Sumbangsih Pesantren di Era Vuca: Selamat Datang Abad Kedua NU

Agama | Thursday, 09 Feb 2023, 13:53 WIB

Pesantren identik dengan santri, dan santri yang merupakan embrio pemuda NU. Dalam tradisi pesantren, selain diajarkan mengkaji ilmu agama, para santri diajarkan pula mengamalkan serta bertanggung jawab atas apa yang telah dipelajari. Pesantren juga mengajarkan nilai-nilai kesederhanaan, kemandirian, semangat kerja sama, solidaritas, dan keikhlasan.

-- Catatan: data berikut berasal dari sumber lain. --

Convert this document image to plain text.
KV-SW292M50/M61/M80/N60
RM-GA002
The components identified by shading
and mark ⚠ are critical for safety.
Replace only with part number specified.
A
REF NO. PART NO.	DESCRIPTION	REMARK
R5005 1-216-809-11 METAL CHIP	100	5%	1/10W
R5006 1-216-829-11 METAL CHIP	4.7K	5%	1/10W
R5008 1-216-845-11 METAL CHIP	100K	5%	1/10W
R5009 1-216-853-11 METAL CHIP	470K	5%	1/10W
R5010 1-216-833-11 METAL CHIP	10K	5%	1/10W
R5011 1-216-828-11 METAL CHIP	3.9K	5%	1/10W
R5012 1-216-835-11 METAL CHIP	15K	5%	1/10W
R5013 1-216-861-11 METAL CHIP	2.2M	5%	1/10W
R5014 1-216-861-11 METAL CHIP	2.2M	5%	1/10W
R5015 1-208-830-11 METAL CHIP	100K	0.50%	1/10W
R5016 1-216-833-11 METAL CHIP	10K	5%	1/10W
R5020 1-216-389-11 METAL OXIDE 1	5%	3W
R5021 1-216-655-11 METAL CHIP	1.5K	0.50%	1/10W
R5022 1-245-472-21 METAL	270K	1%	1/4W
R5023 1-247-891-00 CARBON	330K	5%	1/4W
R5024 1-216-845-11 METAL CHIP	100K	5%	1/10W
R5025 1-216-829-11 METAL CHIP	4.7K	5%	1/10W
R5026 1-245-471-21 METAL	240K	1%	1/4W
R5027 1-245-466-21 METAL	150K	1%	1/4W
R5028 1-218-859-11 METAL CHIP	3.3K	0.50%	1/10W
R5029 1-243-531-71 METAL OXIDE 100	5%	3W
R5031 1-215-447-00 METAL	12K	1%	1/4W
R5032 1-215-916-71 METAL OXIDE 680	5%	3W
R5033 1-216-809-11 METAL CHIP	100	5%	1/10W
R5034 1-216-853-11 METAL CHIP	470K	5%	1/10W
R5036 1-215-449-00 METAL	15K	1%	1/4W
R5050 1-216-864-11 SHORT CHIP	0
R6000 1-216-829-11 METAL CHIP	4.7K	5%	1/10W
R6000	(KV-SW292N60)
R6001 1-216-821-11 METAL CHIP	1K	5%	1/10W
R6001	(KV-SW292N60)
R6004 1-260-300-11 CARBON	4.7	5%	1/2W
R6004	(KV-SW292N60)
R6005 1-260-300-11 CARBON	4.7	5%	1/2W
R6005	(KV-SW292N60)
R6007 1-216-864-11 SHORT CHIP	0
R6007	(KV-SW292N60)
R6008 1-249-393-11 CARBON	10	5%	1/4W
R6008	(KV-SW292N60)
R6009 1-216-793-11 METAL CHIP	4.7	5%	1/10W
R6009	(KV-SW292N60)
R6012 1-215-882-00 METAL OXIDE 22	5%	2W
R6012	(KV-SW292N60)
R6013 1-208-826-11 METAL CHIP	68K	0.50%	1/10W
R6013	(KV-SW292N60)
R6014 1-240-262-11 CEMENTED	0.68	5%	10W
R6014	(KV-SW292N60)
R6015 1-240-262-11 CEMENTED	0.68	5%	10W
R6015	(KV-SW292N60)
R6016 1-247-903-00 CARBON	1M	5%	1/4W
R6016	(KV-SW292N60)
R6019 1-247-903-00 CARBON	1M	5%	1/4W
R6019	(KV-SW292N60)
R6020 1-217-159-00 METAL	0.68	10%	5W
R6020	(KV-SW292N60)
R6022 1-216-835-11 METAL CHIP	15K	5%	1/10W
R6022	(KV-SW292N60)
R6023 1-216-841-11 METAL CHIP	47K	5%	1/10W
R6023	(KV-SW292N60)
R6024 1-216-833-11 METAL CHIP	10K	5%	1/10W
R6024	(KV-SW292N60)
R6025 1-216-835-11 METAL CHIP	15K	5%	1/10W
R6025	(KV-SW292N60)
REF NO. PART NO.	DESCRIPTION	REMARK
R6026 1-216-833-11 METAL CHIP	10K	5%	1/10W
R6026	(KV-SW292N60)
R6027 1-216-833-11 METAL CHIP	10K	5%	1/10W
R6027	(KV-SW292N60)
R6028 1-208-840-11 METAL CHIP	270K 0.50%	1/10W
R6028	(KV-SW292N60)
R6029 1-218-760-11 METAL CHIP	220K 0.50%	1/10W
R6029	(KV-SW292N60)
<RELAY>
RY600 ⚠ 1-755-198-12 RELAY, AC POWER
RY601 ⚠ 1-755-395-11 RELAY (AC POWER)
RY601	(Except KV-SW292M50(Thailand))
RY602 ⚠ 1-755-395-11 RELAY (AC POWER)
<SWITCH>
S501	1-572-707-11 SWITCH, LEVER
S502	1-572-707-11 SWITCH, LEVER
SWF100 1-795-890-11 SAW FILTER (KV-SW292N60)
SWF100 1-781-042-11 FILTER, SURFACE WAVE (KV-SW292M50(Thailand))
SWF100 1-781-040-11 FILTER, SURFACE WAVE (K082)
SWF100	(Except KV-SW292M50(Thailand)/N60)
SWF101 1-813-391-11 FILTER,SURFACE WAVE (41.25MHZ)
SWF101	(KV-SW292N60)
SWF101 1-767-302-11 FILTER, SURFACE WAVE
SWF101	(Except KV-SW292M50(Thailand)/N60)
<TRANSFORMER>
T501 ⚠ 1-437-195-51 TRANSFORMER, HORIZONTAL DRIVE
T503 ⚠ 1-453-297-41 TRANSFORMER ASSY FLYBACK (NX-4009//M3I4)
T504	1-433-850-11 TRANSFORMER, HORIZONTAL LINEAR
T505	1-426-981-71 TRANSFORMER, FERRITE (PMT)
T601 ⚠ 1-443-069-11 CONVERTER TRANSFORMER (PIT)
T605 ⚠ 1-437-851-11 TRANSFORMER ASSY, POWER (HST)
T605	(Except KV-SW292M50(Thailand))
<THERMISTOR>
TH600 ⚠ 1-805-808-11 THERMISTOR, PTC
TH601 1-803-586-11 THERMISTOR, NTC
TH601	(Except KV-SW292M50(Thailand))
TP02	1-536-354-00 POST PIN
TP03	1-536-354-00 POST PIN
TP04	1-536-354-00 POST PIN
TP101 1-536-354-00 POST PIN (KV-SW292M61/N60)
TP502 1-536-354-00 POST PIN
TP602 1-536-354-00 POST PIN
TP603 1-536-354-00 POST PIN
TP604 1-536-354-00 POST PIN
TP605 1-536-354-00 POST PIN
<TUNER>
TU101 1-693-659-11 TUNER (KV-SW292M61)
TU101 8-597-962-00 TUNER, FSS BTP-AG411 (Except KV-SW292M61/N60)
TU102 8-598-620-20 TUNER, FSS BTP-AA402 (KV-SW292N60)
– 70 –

Kesederhanaan merupakan representasi sikap pengunduran diri atas ragam ikatan maupun hirarki masyarakat setempat, sekaligus pencarian makna kehidupan yang pada komunitas sosial. Pesantren memiliki nafas keagamaan, kehadiran kiai, eksistensi masjid, referensi keilmuan dengan garis (sanad) yang jelas, dan fasilitas tempat mondok. Semuanya dibingkai dengan cara-cara keikhlasan, kesantunan, dan penciptaan ruang-ruang akhlak yang luar biasa. Pesantren sebagai pendidikan berbasis masyarakat merupakan tuntutan masyarakat itu sendiri yang dilindungi oleh undang-undang sistem pendidikan nasional. Masyarakat dan pendidikan memiliki hubungan timbal balik, fungsional simbiotik dan equal. Di satu sisi, masyarakat memengaruhi pendidikan, dan di sisi lain pendidikan memengaruhi masyarakat. Dari kenyataan ini, masyarakat menganggap pesantren sebagai ‘lembaga ideal’ yang dipandang akan melahirkan alumni yang siap pakai serta mampu memenuhi kebutuhan spiritual masyarakat. Oleh karena itulah embrio pemuda yang lahir dari pesantren memiliki tanggung jawab secara vertikal maupun horisontal dalam melahirkan serta membesarkan bangsa dan negara sesuai tuntutan global.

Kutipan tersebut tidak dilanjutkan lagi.